Memastikan PKTS Efektif dan Berdampak Nyata
Kunjungan belajar ini bertujuan memastikan bahwa pelaksanaan PKTS berjalan efektif dan berdampak nyata di masyarakat. Tiga bidang yang dinilai menjadi prioritas untuk ditindaklanjuti adalah sekolah lapangan terkait budidaya padi, konservasi lingkungan, dan pembangunan biodigester. Biodigester adalah sistem yang digunakan untuk mengubah limbah organik menjadi biogas.

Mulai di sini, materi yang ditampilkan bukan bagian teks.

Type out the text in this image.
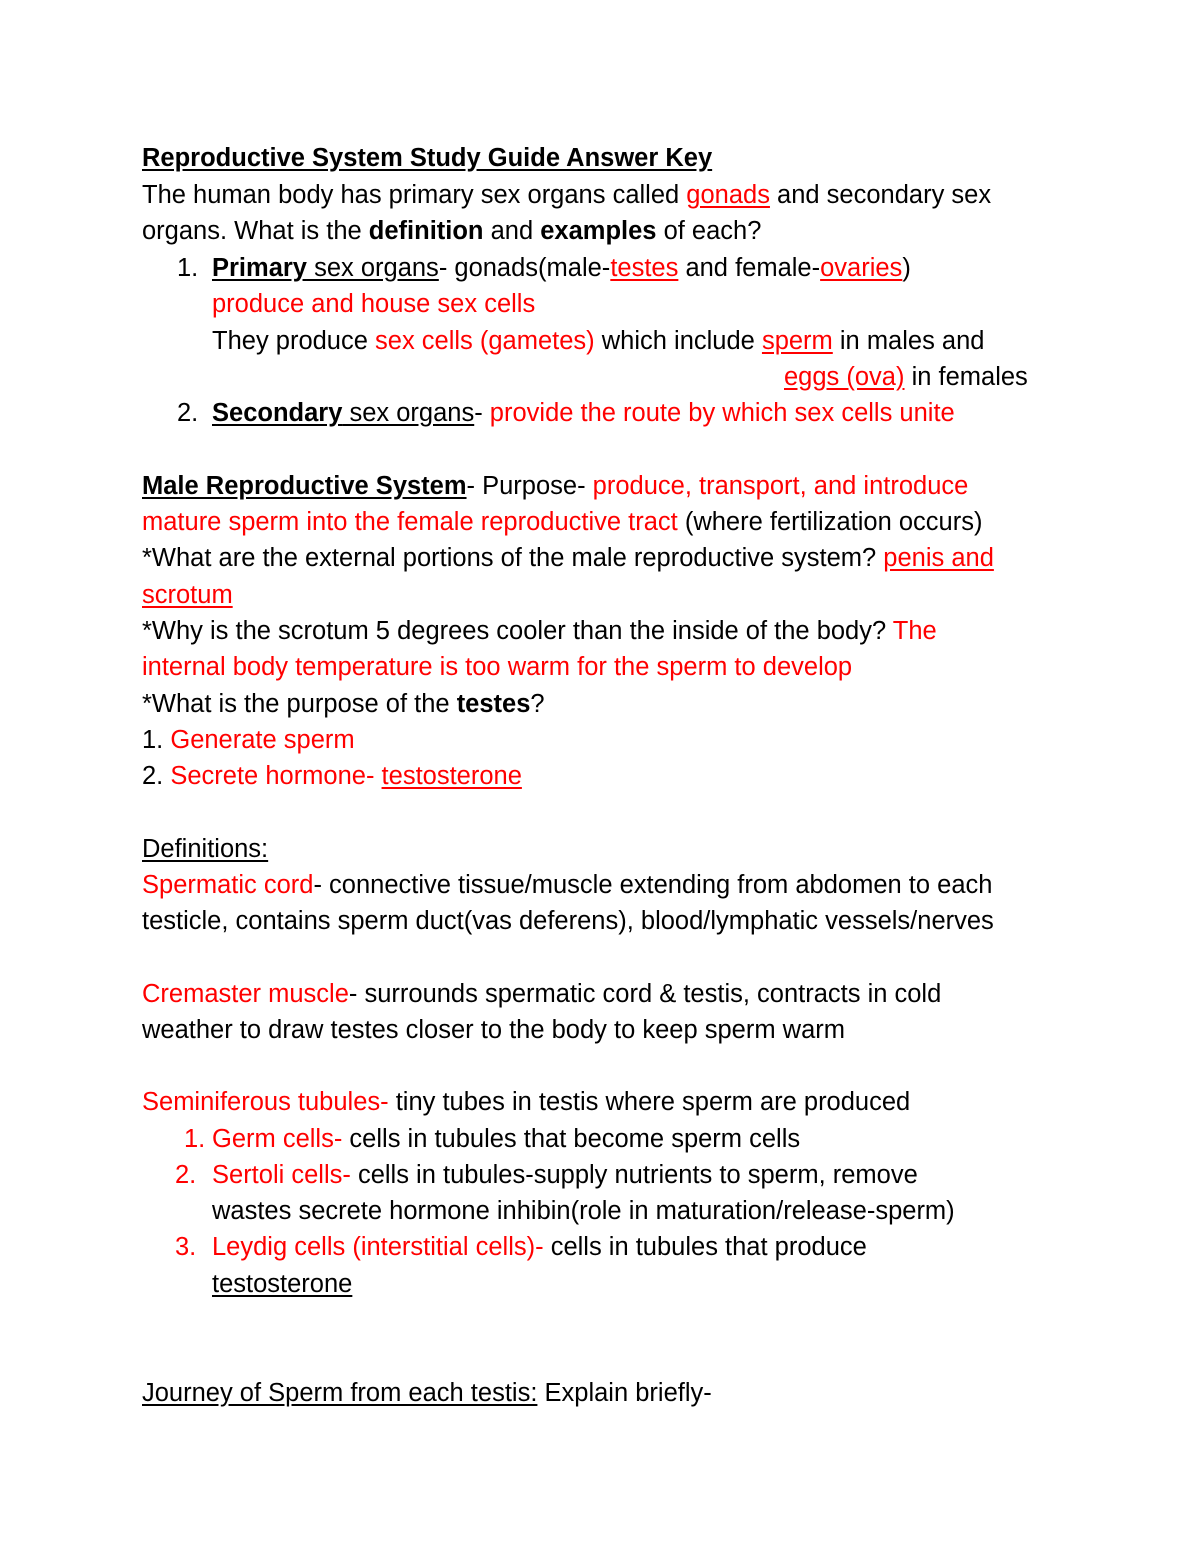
Reproductive System Study Guide Answer Key
The human body has primary sex organs called gonads and secondary sex
organs. What is the definition and examples of each?
1. Primary sex organs- gonads(male-testes and female-ovaries)
produce and house sex cells
They produce sex cells (gametes) which include sperm in males and
eggs (ova) in females
2. Secondary sex organs- provide the route by which sex cells unite
Male Reproductive System- Purpose- produce, transport, and introduce
mature sperm into the female reproductive tract (where fertilization occurs)
*What are the external portions of the male reproductive system? penis and
scrotum
*Why is the scrotum 5 degrees cooler than the inside of the body? The
internal body temperature is too warm for the sperm to develop
*What is the purpose of the testes?
1. Generate sperm
2. Secrete hormone- testosterone
Definitions:
Spermatic cord- connective tissue/muscle extending from abdomen to each
testicle, contains sperm duct(vas deferens), blood/lymphatic vessels/nerves
Cremaster muscle- surrounds spermatic cord & testis, contracts in cold
weather to draw testes closer to the body to keep sperm warm
Seminiferous tubules- tiny tubes in testis where sperm are produced
1. Germ cells- cells in tubules that become sperm cells
2. Sertoli cells- cells in tubules-supply nutrients to sperm, remove
wastes secrete hormone inhibin(role in maturation/release-sperm)
3. Leydig cells (interstitial cells)- cells in tubules that produce
testosterone
Journey of Sperm from each testis: Explain briefly-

Selain itu, kegiatan ini juga bertujuan memperkuat kapasitas masyarakat dalam mengelola ketiga bidang prioritas tersebut. Kunjungan belajar ini diharapkan tidak hanya menjadi sarana pembelajaran teknis, tetapi juga membuka ruang bagi peserta bertukar pengalaman, memperluas jaringan, serta menggali inspirasi dari para pelaku yang telah berpengalaman mengelola program serupa.
Adopsi Anggrek Endemik Merapi di Desa Mriyan
Lima belas peserta kunjungan belajar yang dipilih dari Desa Manyarejo dibagi menjadi tiga kelompok, yaitu kelompok tani, kelompok peternakan dan kelompok konservasi.

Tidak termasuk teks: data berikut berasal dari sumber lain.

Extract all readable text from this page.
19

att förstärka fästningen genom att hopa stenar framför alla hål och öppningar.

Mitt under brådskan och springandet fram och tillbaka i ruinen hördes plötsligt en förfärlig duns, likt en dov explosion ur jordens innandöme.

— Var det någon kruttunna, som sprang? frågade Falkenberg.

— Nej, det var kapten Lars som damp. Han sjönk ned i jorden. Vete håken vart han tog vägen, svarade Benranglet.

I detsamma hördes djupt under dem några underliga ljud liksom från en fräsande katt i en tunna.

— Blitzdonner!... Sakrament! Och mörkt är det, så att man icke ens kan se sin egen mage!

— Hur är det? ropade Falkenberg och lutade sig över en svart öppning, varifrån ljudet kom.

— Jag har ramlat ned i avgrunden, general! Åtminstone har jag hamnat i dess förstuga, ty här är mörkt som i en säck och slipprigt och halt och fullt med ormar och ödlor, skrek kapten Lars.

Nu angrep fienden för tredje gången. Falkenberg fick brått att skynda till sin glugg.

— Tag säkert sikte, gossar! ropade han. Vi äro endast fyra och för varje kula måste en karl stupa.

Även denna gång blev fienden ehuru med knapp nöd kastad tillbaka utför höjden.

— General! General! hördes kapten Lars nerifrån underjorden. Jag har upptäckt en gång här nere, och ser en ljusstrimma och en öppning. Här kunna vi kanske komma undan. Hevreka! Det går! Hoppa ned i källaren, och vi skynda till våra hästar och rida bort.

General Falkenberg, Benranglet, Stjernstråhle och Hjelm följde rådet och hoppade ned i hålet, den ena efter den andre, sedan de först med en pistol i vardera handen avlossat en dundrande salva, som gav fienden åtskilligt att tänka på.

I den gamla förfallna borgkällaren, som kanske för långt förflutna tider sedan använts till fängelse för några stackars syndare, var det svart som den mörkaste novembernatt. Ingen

Selanjutnya, kunjungan belajar yang berlangsung sehari pada 8 Mei 2025 itu, diawali dari Desa Mriyan, Boyolali. Di desa ini, peserta mengunjungi area konservasi yang dikelola kelompok Pakem. Di sini mereka mempelajari metode partisipatif dalam program konservasi lingkungan yang mencakup budidaya anggrek endemik serta sistem pertanian ramah lingkungan.

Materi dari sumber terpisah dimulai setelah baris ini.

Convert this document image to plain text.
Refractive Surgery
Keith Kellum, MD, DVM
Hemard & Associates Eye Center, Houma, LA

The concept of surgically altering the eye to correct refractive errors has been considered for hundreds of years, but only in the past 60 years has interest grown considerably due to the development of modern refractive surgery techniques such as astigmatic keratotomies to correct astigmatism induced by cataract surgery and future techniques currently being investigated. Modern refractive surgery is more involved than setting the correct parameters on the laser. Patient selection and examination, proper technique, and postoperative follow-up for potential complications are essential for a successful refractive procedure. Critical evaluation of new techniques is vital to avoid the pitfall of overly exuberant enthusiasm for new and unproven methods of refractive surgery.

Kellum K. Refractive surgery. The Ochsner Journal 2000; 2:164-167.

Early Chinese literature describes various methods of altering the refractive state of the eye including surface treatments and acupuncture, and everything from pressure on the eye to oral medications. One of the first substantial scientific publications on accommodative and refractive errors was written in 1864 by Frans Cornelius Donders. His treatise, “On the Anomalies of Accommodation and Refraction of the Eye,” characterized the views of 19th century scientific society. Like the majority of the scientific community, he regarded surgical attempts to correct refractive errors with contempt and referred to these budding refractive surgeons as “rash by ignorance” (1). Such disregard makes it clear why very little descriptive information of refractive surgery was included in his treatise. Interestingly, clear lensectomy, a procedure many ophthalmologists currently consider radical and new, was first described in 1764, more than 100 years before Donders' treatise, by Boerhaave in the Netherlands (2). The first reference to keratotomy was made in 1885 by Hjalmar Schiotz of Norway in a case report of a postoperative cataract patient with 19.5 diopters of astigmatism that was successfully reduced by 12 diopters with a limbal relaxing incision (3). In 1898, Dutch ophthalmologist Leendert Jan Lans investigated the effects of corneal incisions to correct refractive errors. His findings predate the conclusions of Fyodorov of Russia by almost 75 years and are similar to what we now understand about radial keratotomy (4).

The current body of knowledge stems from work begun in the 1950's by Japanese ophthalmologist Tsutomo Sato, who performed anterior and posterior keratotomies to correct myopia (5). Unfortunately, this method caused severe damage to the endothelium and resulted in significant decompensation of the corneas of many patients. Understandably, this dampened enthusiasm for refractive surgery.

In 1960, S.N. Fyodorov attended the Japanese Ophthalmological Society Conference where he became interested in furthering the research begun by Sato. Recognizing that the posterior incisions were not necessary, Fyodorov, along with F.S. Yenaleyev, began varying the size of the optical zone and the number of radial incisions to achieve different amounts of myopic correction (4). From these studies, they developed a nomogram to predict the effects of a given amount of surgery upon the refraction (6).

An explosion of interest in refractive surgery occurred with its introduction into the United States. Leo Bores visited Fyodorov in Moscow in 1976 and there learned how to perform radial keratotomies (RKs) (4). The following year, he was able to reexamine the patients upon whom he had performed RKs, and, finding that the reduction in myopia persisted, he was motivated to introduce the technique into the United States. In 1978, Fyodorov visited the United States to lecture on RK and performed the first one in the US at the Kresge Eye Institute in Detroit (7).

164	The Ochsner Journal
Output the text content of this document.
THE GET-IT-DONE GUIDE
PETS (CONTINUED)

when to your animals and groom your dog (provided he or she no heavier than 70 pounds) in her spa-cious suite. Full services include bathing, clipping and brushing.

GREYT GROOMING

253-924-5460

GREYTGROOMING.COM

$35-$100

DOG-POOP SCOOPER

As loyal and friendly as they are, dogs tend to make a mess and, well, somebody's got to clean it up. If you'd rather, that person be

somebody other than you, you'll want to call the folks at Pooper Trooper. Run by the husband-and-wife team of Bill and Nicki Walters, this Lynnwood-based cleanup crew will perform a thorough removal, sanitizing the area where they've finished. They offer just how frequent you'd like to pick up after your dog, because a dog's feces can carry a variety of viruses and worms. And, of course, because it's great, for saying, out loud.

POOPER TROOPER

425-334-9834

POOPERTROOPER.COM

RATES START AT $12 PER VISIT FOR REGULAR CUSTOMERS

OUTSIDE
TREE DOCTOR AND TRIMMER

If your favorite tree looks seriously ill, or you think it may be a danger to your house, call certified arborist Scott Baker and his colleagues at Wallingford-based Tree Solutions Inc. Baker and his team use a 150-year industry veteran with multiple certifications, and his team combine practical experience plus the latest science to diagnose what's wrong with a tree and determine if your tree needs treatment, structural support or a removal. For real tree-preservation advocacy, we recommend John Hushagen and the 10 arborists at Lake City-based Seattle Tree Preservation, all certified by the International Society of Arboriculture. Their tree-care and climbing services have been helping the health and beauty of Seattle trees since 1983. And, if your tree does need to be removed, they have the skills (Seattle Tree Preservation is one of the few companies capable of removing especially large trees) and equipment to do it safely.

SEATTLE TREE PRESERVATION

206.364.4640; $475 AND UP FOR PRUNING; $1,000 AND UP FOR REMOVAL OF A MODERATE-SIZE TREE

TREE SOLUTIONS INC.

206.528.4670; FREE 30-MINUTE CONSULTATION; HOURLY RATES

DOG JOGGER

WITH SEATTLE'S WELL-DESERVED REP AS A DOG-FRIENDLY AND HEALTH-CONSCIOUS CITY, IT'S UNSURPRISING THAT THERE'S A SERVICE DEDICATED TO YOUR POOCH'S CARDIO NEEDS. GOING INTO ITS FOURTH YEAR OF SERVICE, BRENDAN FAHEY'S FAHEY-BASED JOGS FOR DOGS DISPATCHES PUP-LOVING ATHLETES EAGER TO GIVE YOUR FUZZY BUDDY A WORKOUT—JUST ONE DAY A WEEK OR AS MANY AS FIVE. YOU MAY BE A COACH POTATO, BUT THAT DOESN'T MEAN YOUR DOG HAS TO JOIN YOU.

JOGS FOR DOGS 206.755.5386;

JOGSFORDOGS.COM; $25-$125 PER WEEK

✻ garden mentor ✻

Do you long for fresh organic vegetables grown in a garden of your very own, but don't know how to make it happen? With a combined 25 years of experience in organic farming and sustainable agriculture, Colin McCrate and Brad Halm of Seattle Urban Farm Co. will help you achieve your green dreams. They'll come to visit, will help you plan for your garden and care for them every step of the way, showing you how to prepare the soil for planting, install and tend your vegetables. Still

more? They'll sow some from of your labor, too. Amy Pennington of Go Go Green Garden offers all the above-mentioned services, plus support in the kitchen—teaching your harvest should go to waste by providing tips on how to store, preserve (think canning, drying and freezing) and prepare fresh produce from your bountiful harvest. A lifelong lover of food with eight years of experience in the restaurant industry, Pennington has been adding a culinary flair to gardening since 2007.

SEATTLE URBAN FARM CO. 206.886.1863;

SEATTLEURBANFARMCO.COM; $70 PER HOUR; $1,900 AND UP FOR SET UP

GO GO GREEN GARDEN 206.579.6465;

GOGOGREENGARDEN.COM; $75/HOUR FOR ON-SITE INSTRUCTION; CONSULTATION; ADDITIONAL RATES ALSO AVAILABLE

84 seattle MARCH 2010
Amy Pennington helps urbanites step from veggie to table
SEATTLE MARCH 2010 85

Salah satu hal yang menarik perhatian para peserta adalah metode budidaya anggrek endemik Merapi. Anggrek-anggrek ini dilestarikan dan dibudidayakan dengan pendekatan “adopsi,” di mana masyarakat atau pihak luar dapat berkontribusi dalam pelestariannya. Pendekatan ini menjadi contoh praktik baik dalam kegiatan konservasi dengan menggalakan keterlibatan masyarakat.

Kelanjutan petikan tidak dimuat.